The projects the bill would enable would do more than bring in just more money. They would improve the quality of life through ensuring industry-wide standards in environmental protection and public health safety, creating more jobs on the reserve and offering opportunities for capacity building for the future.
With new jobs come more education, training and skills development. It is the way to enlarge the pool of opportunity. It is the way to give people the types of incentives that increase the opportunities that exist. With the new jobs there are short term outcomes. Employment and earned income translate in the long term into improved quality of life, a better future and access to other opportunities that would otherwise be out of reach.
Essentially the bill provides opportunities that are not present. It is clear to see that the bill improves the situation on these particular reserves. Why is that important? That is what we do here. It is what this chamber does. It is what members of Parliament and individuals try to do in building a better society. It is the raison d'être of parliamentarians.

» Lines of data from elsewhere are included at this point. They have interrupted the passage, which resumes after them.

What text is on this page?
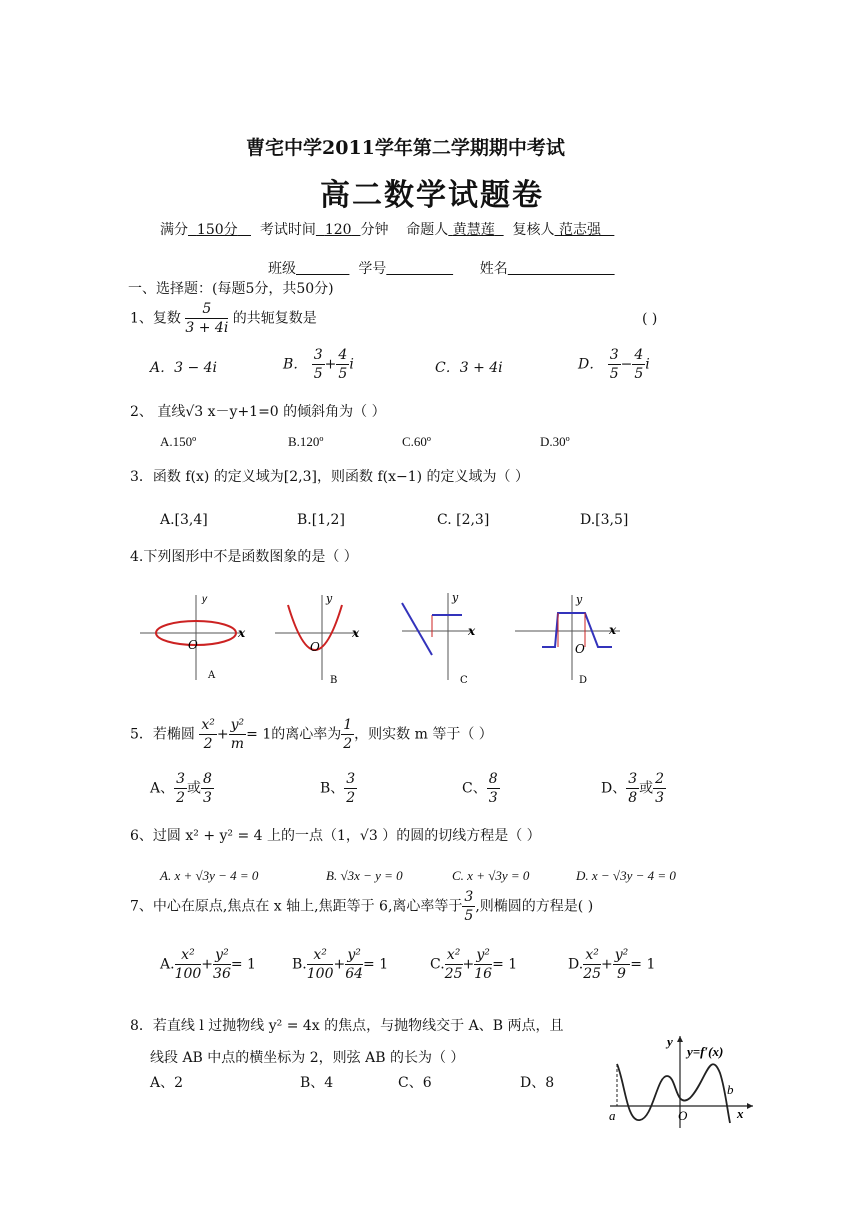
曹宅中学2011学年第二学期期中考试
高二数学试题卷
满分 150分 考试时间 120 分钟 命题人 黄慧莲 复核人 范志强
班级	学号	姓名
一、选择题：(每题5分，共50分)
1、复数 $\frac{5}{3 + 4i}$ 的共轭复数是	( )
A．3 − 4i	B． $\frac{3}{5} + \frac{4}{5}$ i	C．3 + 4i	D． $\frac{3}{5} - \frac{4}{5}$ i
2、 直线√3 x－y+1=0 的倾斜角为（ ）
A.150º	B.120º	C.60º	D.30º
3．函数 f(x) 的定义域为[2,3]，则函数 f(x−1) 的定义域为（ ）
A.[3,4]	B.[1,2]	C. [2,3]	D.[3,5]
4.下列图形中不是函数图象的是（ ）
y
x
O
A
y
x
O
B
y
x
C
y
x
O
D
5．若椭圆 $\frac{\text{x²}}{2} + \frac{\text{y²}}{m} = 1$的离心率为 $\frac{1}{2}$ ，则实数 m 等于（ ）
A、 $\frac{3}{2}$ 或 $\frac{8}{3}$	B、 $\frac{3}{2}$	C、 $\frac{8}{3}$	D、 $\frac{3}{8}$ 或 $\frac{2}{3}$
6、过圆 x² + y² = 4 上的一点（1，√3 ）的圆的切线方程是（ ）
A. x + √3y − 4 = 0	B. √3x − y = 0	C. x + √3y = 0	D. x − √3y − 4 = 0
7、中心在原点,焦点在 x 轴上,焦距等于 6,离心率等于 $\frac{3}{5}$ ,则椭圆的方程是( )
A. $\frac{\text{x²}}{100} + \frac{\text{y²}}{36} = 1$	B. $\frac{\text{x²}}{100} + \frac{\text{y²}}{64} = 1$	C. $\frac{\text{x²}}{25} + \frac{\text{y²}}{16} = 1$	D. $\frac{\text{x²}}{25} + \frac{\text{y²}}{9} = 1$
8．若直线 l 过抛物线 y² = 4x 的焦点，与抛物线交于 A、B 两点，且
线段 AB 中点的横坐标为 2，则弦 AB 的长为（ ）
A、2	B、4	C、6	D、8
y
y=f′(x)
x
a
b
O
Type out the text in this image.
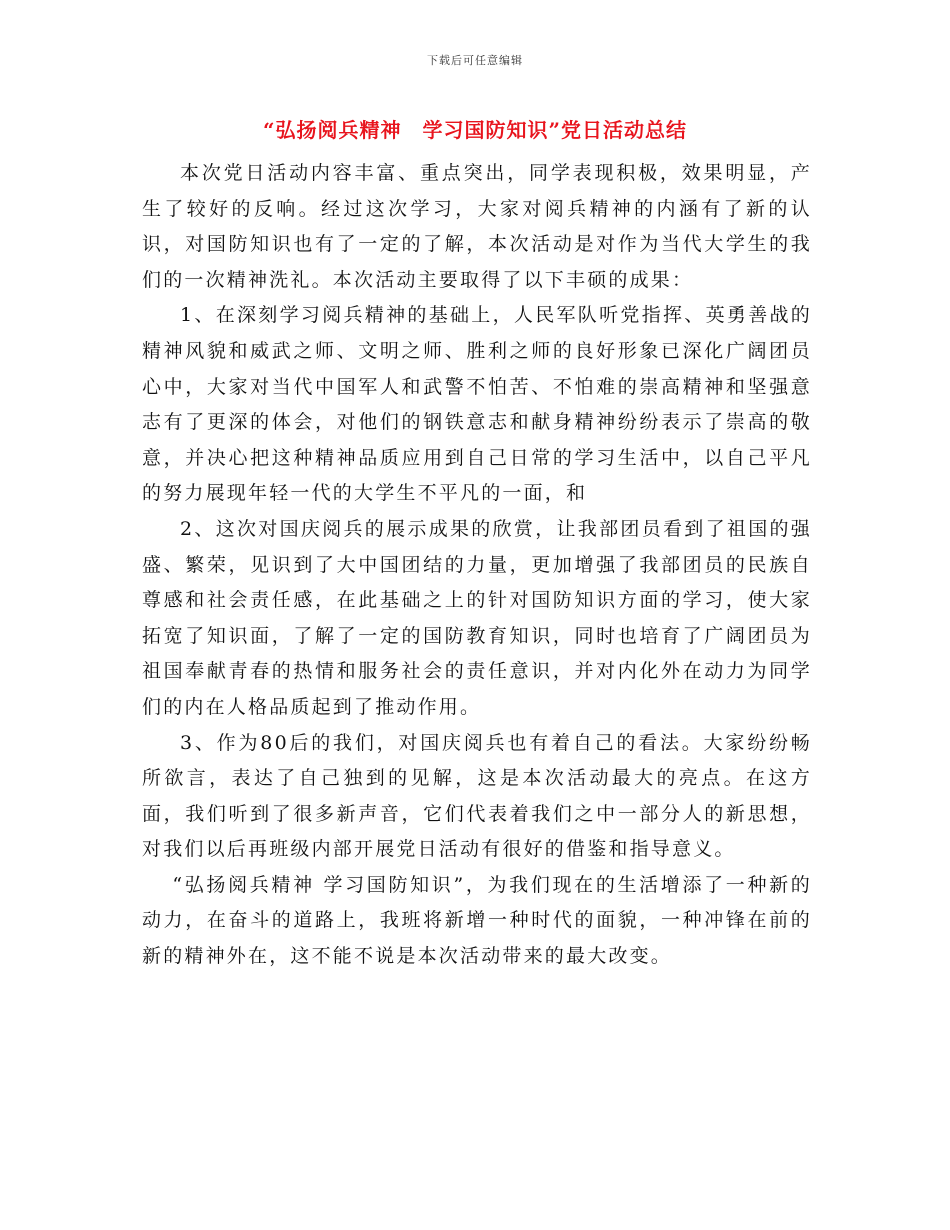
下载后可任意编辑
“弘扬阅兵精神　学习国防知识”党日活动总结

本次党日活动内容丰富、重点突出，同学表现积极，效果明显，产生了较好的反响。经过这次学习，大家对阅兵精神的内涵有了新的认识，对国防知识也有了一定的了解，本次活动是对作为当代大学生的我们的一次精神洗礼。本次活动主要取得了以下丰硕的成果：

1、在深刻学习阅兵精神的基础上，人民军队听党指挥、英勇善战的精神风貌和威武之师、文明之师、胜利之师的良好形象已深化广阔团员心中，大家对当代中国军人和武警不怕苦、不怕难的崇高精神和坚强意志有了更深的体会，对他们的钢铁意志和献身精神纷纷表示了崇高的敬意，并决心把这种精神品质应用到自己日常的学习生活中，以自己平凡的努力展现年轻一代的大学生不平凡的一面，和

2、这次对国庆阅兵的展示成果的欣赏，让我部团员看到了祖国的强盛、繁荣，见识到了大中国团结的力量，更加增强了我部团员的民族自尊感和社会责任感，在此基础之上的针对国防知识方面的学习，使大家拓宽了知识面，了解了一定的国防教育知识，同时也培育了广阔团员为祖国奉献青春的热情和服务社会的责任意识，并对内化外在动力为同学们的内在人格品质起到了推动作用。

3、作为80后的我们，对国庆阅兵也有着自己的看法。大家纷纷畅所欲言，表达了自己独到的见解，这是本次活动最大的亮点。在这方面，我们听到了很多新声音，它们代表着我们之中一部分人的新思想，对我们以后再班级内部开展党日活动有很好的借鉴和指导意义。

“弘扬阅兵精神 学习国防知识”，为我们现在的生活增添了一种新的动力，在奋斗的道路上，我班将新增一种时代的面貌，一种冲锋在前的新的精神外在，这不能不说是本次活动带来的最大改变。
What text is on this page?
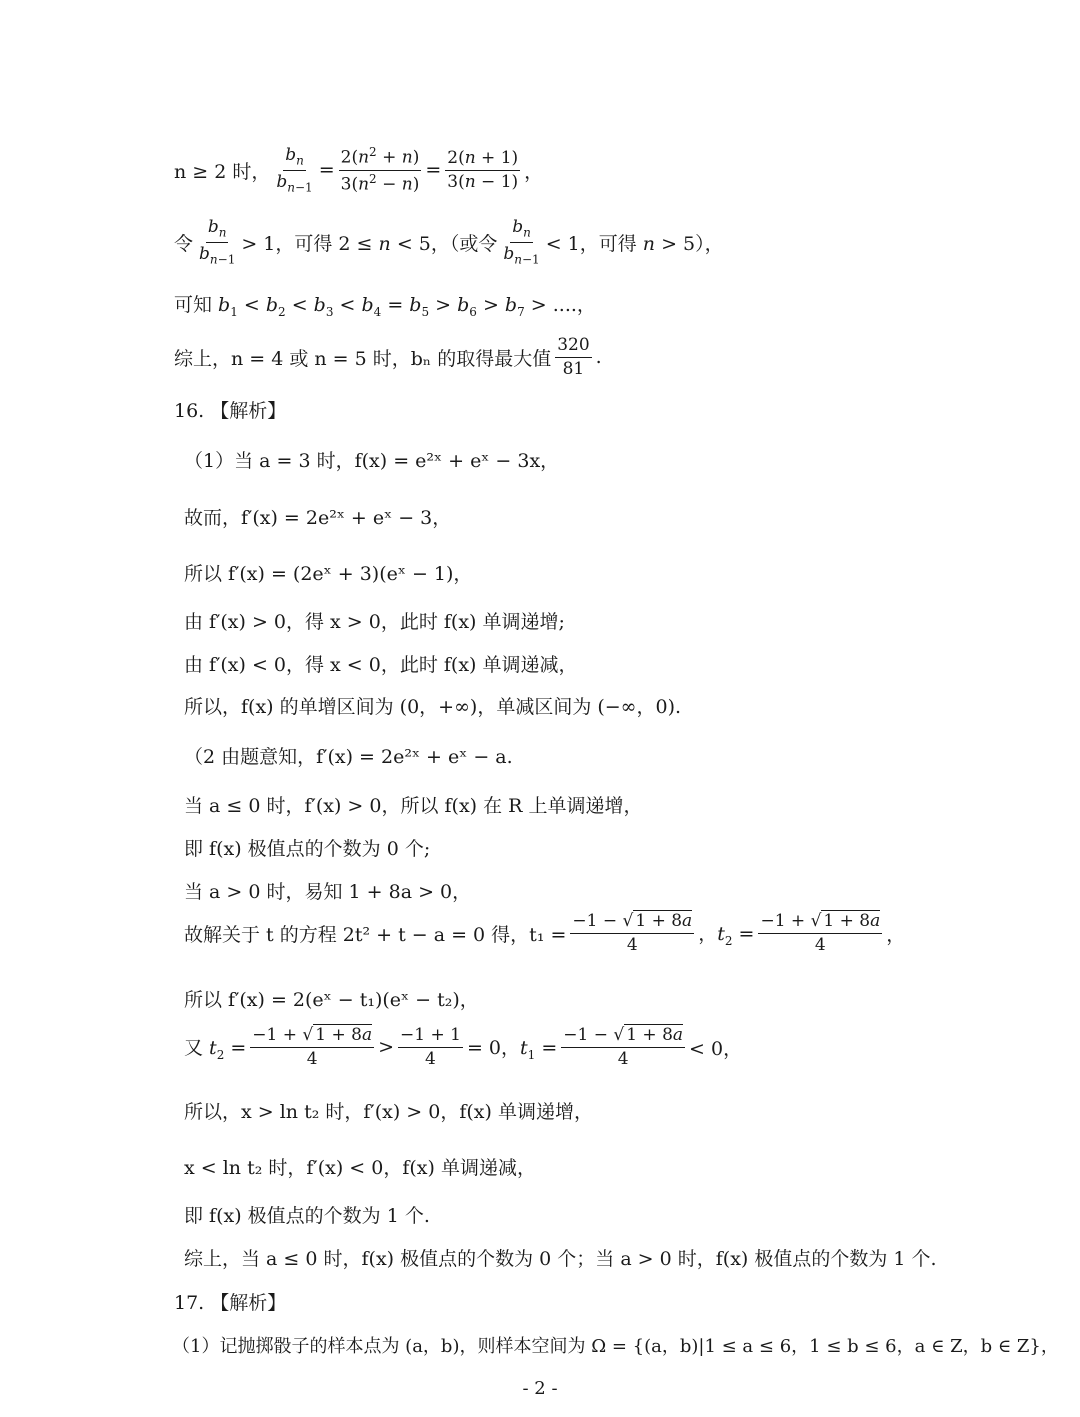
n ≥ 2 时， $\frac{b_n}{b_{n-1}} = \frac{2(n^2 + n)}{3(n^2 - n)} = \frac{2(n + 1)}{3(n - 1)}$ ，
令 $\frac{b_n}{b_{n-1}} > 1$，可得 2 ≤ n < 5，（或令 $\frac{b_n}{b_{n-1}} < 1$，可得 n > 5），
可知 $b_1 < b_2 < b_3 < b_4 = b_5 > b_6 > b_7$ > ....，
综上，n = 4 或 n = 5 时，bₙ 的取得最大值 $\frac{320}{81}$ .
16. 【解析】
（1）当 a = 3 时，f(x) = e²ˣ + eˣ − 3x，
故而，f′(x) = 2e²ˣ + eˣ − 3，
所以 f′(x) = (2eˣ + 3)(eˣ − 1)，
由 f′(x) > 0，得 x > 0，此时 f(x) 单调递增;
由 f′(x) < 0，得 x < 0，此时 f(x) 单调递减，
所以，f(x) 的单增区间为 (0，+∞)，单减区间为 (−∞，0).
（2 由题意知，f′(x) = 2e²ˣ + eˣ − a.
当 a ≤ 0 时，f′(x) > 0，所以 f(x) 在 R 上单调递增，
即 f(x) 极值点的个数为 0 个;
当 a > 0 时，易知 1 + 8a > 0，
故解关于 t 的方程 2t² + t − a = 0 得，$t_1 = \frac{-1 - √ 1 + 8a}{4}$ ，$t_2 = \frac{-1 + √ 1 + 8a}{4}$ ，
所以 f′(x) = 2(eˣ − t₁)(eˣ − t₂)，
又 $t_2 = \frac{-1 + √ 1 + 8a}{4} > \frac{-1 + 1}{4} = 0$，$t_1 = \frac{-1 - √ 1 + 8a}{4} < 0$，
所以，x > ln t₂ 时，f′(x) > 0，f(x) 单调递增，
x < ln t₂ 时，f′(x) < 0，f(x) 单调递减，
即 f(x) 极值点的个数为 1 个.
综上，当 a ≤ 0 时，f(x) 极值点的个数为 0 个；当 a > 0 时，f(x) 极值点的个数为 1 个.
17. 【解析】
（1）记抛掷骰子的样本点为 (a，b)，则样本空间为 Ω = {(a，b)|1 ≤ a ≤ 6，1 ≤ b ≤ 6，a ∈ Z，b ∈ Z}，
- 2 -
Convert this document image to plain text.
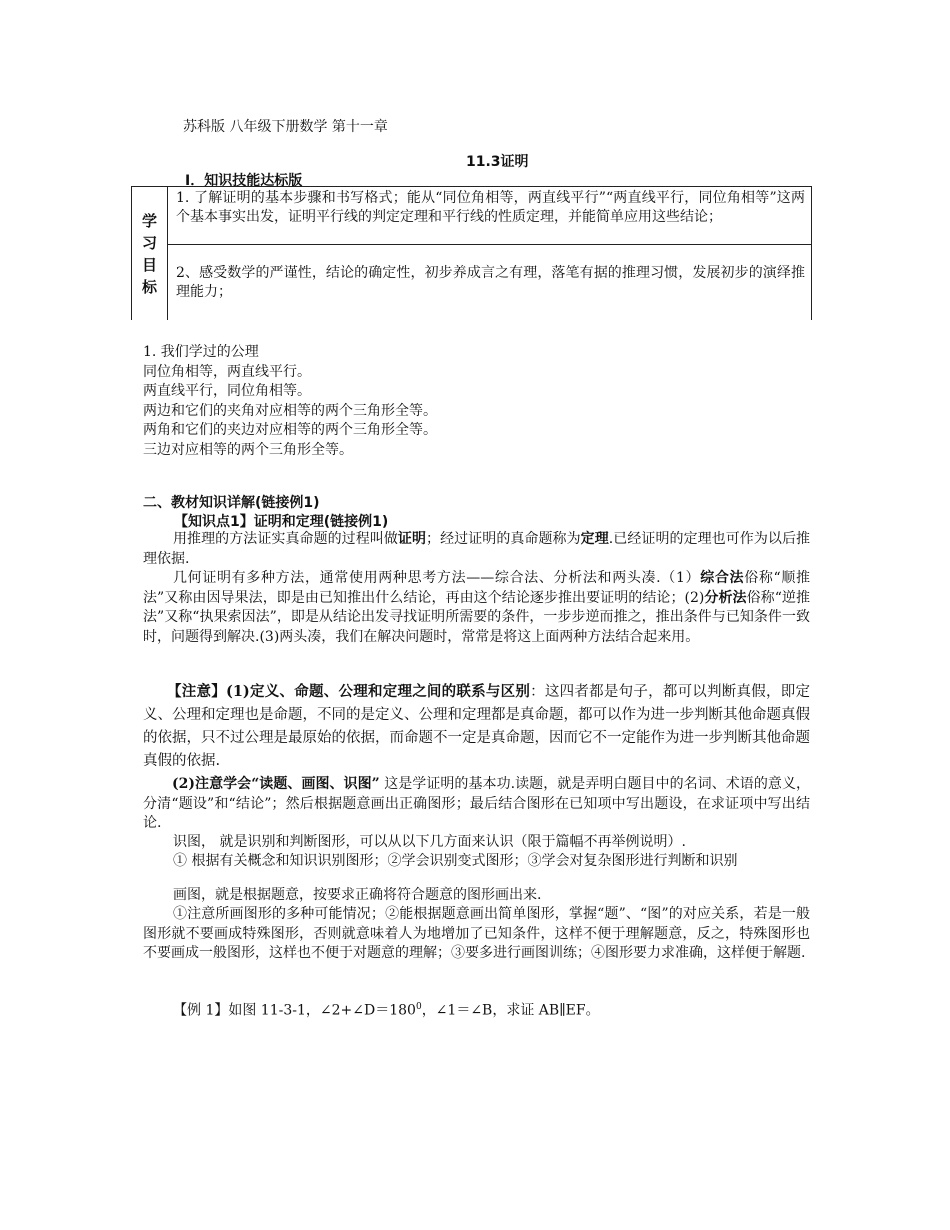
苏科版 八年级下册数学 第十一章
11.3证明
I．知识技能达标版
学
习
目
标
1. 了解证明的基本步骤和书写格式；能从“同位角相等，两直线平行”“两直线平行，同位角相等”这两个基本事实出发，证明平行线的判定定理和平行线的性质定理，并能简单应用这些结论；
2、感受数学的严谨性，结论的确定性，初步养成言之有理，落笔有据的推理习惯，发展初步的演绎推理能力；
1. 我们学过的公理
同位角相等，两直线平行。
两直线平行，同位角相等。
两边和它们的夹角对应相等的两个三角形全等。
两角和它们的夹边对应相等的两个三角形全等。
三边对应相等的两个三角形全等。
二、教材知识详解(链接例1)
【知识点1】证明和定理(链接例1)
用推理的方法证实真命题的过程叫做证明；经过证明的真命题称为定理.已经证明的定理也可作为以后推理依据.
几何证明有多种方法，通常使用两种思考方法——综合法、分析法和两头凑.（1）综合法俗称“顺推法”又称由因导果法，即是由已知推出什么结论，再由这个结论逐步推出要证明的结论；(2)分析法俗称“逆推法”又称“执果索因法”，即是从结论出发寻找证明所需要的条件，一步步逆而推之，推出条件与已知条件一致时，问题得到解决.(3)两头凑，我们在解决问题时，常常是将这上面两种方法结合起来用。
【注意】(1)定义、命题、公理和定理之间的联系与区别：这四者都是句子，都可以判断真假，即定义、公理和定理也是命题，不同的是定义、公理和定理都是真命题，都可以作为进一步判断其他命题真假的依据，只不过公理是最原始的依据，而命题不一定是真命题，因而它不一定能作为进一步判断其他命题真假的依据.
(2)注意学会“读题、画图、识图” 这是学证明的基本功.读题，就是弄明白题目中的名词、术语的意义，分清“题设”和“结论”；然后根据题意画出正确图形；最后结合图形在已知项中写出题设，在求证项中写出结论.
识图， 就是识别和判断图形，可以从以下几方面来认识（限于篇幅不再举例说明）.
① 根据有关概念和知识识别图形；②学会识别变式图形；③学会对复杂图形进行判断和识别
画图，就是根据题意，按要求正确将符合题意的图形画出来.
①注意所画图形的多种可能情况；②能根据题意画出简单图形，掌握“题”、“图”的对应关系，若是一般图形就不要画成特殊图形，否则就意味着人为地增加了已知条件，这样不便于理解题意，反之，特殊图形也不要画成一般图形，这样也不便于对题意的理解；③要多进行画图训练；④图形要力求准确，这样便于解题.
【例 1】如图 11-3-1，$\angle 2+\angle D=180^0$，∠1＝∠B，求证 AB∥EF。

What is really important about this piece of legislation is that in many ways it is a result of great input from people who will eventually benefit from the bill. The fact that in a democratic process we have people from all over Canada saying that these measures would help them improve their quality of life and standard of living and to move forward with change speaks to the fact that people are engaged. The bill is an example of such action, of what can be achieved when people pool their resources, share in a common vision and bring about positive change to their lives.
For first nations communities like Fort McKay, more active participation in the Canadian economy facilitated by the FNCIDA will mean a significant improvement in the quality of life on reserve in other ways as well. Revenues generated through large scale commerce and industry can be directed toward upgrading road, water and sewer infrastructure, and building playgrounds, schools and medical centres.
The benefits of the bill are self-evident. We have expanded opportunities, generation of revenue that will be directed toward education, which will provide people with skills. We are also building infrastructure necessary for future generation of wealth which in turn will also improve the standard of living, quality of life in many ways, in health and education which I think are elements of our society that people really care about. What about the great improvement we will see when children have access to greater educational opportunities, when we see young people who will look to the future with a sense of optimism because there are jobs available? What do we see when we see playgrounds springing up on reserves where children can play and have a great childhood experience? What does that mean in real terms? To view the bill in isolation would be a mistake.
There are five partnering first nations who have been actively involved in the development of the FNCIDA: Fort McKay; Fort William First Nation in Ontario; Squamish Nation in British Columbia; Carry the Kettle First Nation in Saskatchewan; and Tsuu T'ina Nation in Alberta. They are a perfect example of what can be achieved when we as individuals want to build a society where positive change takes place. For that reason I congratulate the first nations.